NEW DELHI (AP) -- Indian athletes and rights organizations on Monday urged 2012 Olympic organizers to scrap a sponsorship deal with the Dow Chemical Company over concerns about the firm's links to the world's worst industrial disaster, which killed thousands of people in India nearly three decades ago.
An estimated 15,000 people died and tens of thousands were maimed when poisonous gas leaked from the Union Carbide factory in Bhopal in central India in 1984. Dow Chemical bought Union Carbide in 2001 but denies responsibility for Carbide's Bhopal liabilities.
Dow has maintained that it never owned or operated the Bhopal plant and that legal claims regarding the gas leak were resolved when Union Carbide paid $470 million as compensation for those killed or injured. The Indian government is seeking an additional $1.7 billion for the victims.
In a letter to the organizing committee for the 2012 London games, at least 21 Indian Olympic athletes urged it to scrap Dow's sponsorship of a curtain-style wrap to encircle a London stadium where some Olympic events will be held.
Dow's office in India referred an email request for comment to the company's U.S. headquarters.
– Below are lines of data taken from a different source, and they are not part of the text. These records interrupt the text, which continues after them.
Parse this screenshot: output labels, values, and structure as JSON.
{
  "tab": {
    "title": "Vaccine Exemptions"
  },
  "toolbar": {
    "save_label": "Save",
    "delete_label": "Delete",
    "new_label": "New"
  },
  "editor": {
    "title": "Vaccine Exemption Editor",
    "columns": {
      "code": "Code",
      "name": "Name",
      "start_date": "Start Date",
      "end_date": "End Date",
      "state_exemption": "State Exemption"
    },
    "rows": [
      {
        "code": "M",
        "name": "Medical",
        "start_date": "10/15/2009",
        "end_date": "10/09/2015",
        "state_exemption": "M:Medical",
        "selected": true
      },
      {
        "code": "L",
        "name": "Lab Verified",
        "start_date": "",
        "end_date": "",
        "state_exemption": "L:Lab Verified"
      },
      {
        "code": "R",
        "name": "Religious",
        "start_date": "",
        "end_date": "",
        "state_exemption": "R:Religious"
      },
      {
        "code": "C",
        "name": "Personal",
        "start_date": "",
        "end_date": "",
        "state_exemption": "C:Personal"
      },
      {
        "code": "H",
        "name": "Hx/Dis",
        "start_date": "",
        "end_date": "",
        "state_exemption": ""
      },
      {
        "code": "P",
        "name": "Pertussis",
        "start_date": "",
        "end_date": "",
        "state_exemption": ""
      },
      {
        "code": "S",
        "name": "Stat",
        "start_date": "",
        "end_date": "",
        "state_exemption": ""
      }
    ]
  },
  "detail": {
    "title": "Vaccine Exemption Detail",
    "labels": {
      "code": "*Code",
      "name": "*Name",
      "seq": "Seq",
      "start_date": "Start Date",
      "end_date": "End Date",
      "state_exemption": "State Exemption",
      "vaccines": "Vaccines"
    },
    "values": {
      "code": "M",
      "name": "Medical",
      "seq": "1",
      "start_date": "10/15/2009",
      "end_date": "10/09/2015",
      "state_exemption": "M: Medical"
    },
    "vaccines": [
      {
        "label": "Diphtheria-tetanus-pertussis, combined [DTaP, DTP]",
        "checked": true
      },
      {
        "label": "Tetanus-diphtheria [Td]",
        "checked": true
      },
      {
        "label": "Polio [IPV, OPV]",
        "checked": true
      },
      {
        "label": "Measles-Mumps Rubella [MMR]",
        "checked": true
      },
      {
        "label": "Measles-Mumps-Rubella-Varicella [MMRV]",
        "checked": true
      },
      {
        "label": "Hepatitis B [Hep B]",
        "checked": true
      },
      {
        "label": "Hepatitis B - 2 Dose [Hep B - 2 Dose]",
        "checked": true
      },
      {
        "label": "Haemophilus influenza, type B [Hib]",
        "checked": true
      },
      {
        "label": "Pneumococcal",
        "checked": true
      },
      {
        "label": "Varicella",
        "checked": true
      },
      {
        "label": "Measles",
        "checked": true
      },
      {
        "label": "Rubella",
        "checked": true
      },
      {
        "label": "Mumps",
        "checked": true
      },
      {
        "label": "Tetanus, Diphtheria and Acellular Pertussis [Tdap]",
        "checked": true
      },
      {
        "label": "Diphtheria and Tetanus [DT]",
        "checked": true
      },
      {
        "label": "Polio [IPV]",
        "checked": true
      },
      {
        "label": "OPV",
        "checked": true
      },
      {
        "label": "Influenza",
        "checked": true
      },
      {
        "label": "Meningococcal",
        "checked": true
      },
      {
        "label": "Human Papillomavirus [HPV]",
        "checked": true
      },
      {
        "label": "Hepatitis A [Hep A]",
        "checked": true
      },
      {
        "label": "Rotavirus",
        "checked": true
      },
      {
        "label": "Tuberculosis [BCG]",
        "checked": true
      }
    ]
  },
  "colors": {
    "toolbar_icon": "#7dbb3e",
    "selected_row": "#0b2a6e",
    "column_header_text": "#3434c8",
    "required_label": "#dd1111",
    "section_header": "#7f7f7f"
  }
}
London Olympic organizers have said they will not change their position on Dow's sponsorship.
The Indian Olympians said in their letter that considering the ongoing plight of the gas leak victims and the environment in Bhopal, Dow's sponsorship is "offensive to the spirit of the Olympic Games."
Five Bhopal victims' rights groups also demanded the scrapping of the sponsorship deal, saying it would give undue publicity to a company that was refusing to clean up the toxic contamination of soil and groundwater in Bhopal.
"Because of Dow Chemical's refusal to clean up Bhopal's poisons, hundreds of children are being born disabled," said Safreen Khan of the Children against Dow-Carbide.
"It is indeed shocking that the organizers of the London Olympics have not cared to find out about their sponsor's misdeeds," she said.